China Plans Manned Space Mission This Month
jamstar7 writes "From an Associated Press report: 'China will launch three astronauts this month to dock with an orbiting experimental module, and the crew might include its first female space traveler, a government news agency said Saturday. A rocket carrying the Shenzhou 9 spacecraft was moved to a launch pad in China's desert northwest on Saturday for the mid-June flight, the Xinhua News Agency said, citing an space program spokesman. The three-member crew will dock with and live in the Tiangong 1 orbital module launched last year, Xinhua said. The government has not said how long the mission will last.' China, who is not an ISS partner, plans to see if its Shenzhou 9/Long March 2F system can get the job done like the Dragon/Falcon9 system can. They plan on two missions this year to dock with their Tiangong 1 module, which was launched in September 2011. Their eventual plans include building a complete space station by 2020, though one of only about 60 tons, compared to the ISS's 450-ish tons."
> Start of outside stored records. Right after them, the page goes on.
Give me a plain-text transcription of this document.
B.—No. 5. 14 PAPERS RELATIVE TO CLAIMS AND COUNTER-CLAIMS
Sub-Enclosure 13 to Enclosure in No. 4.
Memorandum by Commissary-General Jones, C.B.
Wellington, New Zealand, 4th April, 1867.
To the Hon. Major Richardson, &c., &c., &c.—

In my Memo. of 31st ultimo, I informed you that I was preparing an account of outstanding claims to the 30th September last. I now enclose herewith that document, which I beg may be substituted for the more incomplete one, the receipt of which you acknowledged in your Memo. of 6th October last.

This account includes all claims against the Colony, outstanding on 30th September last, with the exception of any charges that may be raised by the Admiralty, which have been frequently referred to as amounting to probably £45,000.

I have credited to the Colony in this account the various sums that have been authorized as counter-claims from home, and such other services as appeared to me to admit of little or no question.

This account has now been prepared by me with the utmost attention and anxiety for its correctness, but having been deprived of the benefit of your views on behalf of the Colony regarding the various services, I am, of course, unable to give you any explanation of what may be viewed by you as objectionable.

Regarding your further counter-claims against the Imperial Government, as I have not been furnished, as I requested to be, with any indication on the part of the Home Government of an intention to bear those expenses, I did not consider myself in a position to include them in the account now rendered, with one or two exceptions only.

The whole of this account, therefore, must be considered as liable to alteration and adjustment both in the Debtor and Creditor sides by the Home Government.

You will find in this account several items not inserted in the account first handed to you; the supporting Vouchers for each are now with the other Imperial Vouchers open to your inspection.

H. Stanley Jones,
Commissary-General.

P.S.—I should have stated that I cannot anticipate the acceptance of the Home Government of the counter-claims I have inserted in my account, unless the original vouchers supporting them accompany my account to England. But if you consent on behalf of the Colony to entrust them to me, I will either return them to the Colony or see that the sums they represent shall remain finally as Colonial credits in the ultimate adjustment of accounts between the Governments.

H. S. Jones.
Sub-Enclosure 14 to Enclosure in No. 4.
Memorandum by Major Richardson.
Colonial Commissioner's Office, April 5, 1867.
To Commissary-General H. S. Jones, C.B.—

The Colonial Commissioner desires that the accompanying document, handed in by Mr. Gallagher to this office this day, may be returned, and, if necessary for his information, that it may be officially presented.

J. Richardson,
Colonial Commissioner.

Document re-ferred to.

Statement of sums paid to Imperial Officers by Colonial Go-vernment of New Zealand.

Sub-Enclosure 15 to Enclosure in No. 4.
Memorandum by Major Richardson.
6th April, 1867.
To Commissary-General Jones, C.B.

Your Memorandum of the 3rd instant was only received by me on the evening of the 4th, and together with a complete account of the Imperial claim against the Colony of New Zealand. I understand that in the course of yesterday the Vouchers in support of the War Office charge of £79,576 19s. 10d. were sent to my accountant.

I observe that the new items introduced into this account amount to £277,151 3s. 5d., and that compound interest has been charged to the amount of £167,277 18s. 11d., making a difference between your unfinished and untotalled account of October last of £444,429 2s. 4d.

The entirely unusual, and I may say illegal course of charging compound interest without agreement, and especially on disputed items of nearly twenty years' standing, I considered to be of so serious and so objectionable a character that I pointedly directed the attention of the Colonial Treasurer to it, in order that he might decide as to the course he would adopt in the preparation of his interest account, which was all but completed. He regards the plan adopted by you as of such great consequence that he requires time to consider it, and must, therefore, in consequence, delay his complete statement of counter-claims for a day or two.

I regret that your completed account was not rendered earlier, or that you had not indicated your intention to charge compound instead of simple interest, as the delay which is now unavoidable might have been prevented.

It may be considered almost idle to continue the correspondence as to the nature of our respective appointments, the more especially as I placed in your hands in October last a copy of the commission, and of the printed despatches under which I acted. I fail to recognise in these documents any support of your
Why did the US spend billions upon billions to go to the moon? Why did we strive so hard to beat the Soviets there?
The answer to those are the same reason the Chinese are doing it alone.
What I find most interesting is the difference between the Chinese Space Program and organizations such as the ESA, NASA, and POCKOCMOC (Russia) is the amount of secrecy. Whenever any of the other space agencies makes a manned launch, you normally hear about it years before the actual mission flies, and the crew assignment is normally announced shortly after the mission is. With China, you hear about it almost days before launch day!
Sig: I stole this sig.
It's not really that it's the Chinese Space Program being secretive, that's just China.
An expedition to Mars would need a collaborative effort, going by what it'd take to get there.
Based on what? Fantasy estimates from NASA? My take is that with a cheap, heavy lift launcher (such as Falcon Heavy which is claimed to be able to put 50 metric tons into LEO), we could do an indefinite series of manned missions to Mars (say one to two manned missions to Mars every two years) on what the US pays for the ISS, roughly $2 billion a year. That's a bit too ambitious for private groups (who could do a scaled-down version of this), but easily affordable by a number of government.
I think it's a little sad to think that a figurative dick-waving is what you have to do in order to get anything done, the idea that "haha, we're better than you!" urging us on instead of, "OMG, if we'd all stfu and combine resources, we could be on Mars by such-n-such a year!"
I don't really care, if "peen" is what it takes to go to Mars. Seems good enough a reason for me.